Well, along with this paper comes a very well-written editorial — knowing the author very well, as I do. She is Maria Rosa Costanzo, who has had a long interest in iron and anemia, both in heart failure and in transplant patients. I think her points are very well taken — that we've just taken this as the right definition. We need to maybe go back and look at all these other trials that we've done, maybe the ones that appear to be negative, and redefine iron deficiency. We still need some work because iron is a very important substance, not just in hemoglobin. A lot of other enzyme functions, which she details very nicely in her editorial, have iron as one of its cations.

So, maybe we need to go back and take a look at those trials and continue to think about this. What I want to leave you, the clinicians, with today is: Don't just take the hemoglobin.
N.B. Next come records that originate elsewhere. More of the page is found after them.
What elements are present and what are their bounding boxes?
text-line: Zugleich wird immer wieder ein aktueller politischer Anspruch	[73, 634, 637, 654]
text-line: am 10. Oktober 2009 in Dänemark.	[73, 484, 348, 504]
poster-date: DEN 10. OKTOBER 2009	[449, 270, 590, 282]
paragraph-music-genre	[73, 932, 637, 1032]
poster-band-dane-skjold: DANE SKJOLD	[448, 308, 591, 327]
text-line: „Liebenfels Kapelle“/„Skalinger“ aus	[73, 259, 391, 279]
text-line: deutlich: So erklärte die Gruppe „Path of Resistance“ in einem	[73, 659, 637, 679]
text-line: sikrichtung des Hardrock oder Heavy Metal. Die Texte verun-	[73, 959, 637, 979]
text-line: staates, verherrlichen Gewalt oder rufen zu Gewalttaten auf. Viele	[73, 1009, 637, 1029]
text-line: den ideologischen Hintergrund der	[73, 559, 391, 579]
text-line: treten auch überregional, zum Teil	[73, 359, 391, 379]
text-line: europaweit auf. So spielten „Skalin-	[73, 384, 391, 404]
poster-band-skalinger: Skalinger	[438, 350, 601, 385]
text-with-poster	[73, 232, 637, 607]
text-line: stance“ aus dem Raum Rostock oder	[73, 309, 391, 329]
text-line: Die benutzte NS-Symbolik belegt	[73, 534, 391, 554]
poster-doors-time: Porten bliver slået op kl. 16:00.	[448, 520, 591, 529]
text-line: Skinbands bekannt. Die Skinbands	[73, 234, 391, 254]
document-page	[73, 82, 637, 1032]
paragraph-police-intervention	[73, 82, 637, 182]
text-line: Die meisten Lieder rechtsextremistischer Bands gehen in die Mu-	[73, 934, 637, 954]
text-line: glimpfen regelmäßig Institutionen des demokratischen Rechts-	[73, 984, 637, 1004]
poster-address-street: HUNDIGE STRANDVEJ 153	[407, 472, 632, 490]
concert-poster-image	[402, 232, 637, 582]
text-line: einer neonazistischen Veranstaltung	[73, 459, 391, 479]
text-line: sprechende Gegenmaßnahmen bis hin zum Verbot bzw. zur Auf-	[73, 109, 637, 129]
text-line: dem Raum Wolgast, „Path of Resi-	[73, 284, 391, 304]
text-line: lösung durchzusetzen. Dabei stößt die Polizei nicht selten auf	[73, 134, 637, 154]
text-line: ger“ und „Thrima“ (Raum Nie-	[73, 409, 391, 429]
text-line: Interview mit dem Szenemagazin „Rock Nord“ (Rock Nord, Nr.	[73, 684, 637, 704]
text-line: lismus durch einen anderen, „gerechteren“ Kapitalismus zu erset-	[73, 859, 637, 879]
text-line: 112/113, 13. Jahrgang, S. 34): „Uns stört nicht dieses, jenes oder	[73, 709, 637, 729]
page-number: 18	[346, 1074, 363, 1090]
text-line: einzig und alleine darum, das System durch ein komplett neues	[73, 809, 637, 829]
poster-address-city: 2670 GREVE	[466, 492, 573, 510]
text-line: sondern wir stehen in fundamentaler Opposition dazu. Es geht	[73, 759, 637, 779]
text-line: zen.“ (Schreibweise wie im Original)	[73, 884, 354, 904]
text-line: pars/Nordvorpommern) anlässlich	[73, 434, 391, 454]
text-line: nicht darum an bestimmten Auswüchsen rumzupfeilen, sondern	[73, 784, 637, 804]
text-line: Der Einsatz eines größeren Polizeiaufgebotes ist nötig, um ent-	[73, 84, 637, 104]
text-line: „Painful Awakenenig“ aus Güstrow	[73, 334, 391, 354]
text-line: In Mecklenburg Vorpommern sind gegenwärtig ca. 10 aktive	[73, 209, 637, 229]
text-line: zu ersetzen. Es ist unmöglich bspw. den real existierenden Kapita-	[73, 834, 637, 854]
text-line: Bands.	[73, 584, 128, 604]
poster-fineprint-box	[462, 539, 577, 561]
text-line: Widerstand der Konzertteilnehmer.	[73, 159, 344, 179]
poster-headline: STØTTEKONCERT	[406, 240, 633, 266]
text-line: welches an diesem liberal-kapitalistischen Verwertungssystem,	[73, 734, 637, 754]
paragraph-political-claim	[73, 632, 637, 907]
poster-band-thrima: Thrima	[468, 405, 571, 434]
Go after that iron and measure it. And measure the TSAT, and — if your patients truly are in deficiency — consider the IV iron.

We don't know what the American Heart Association and the American College of Cardiology guidelines will tell us, but certainly I have used the IV iron myself and have found remarkable changes in how patients feel. So, before you just say, "This is the heart failure getting worse," investigate the iron. I think we're going to find some very interesting relationships.

With that, I leave you. I hope this helps you in your practice. This is Ileana Piña, signing off. Have a great day.

Ileana L. Piña, MD, MPH, is a heart failure and cardiac transplantation expert. She serves as an advisor/consultant to the FDA's Center for Devices and Radiological Health and has been a volunteer for the American Heart Association since 1982. Originally from Havana, Cuba, she is passionate about enrolling more women and minorities in clinical trials. She also enjoys cooking and taking spin classes.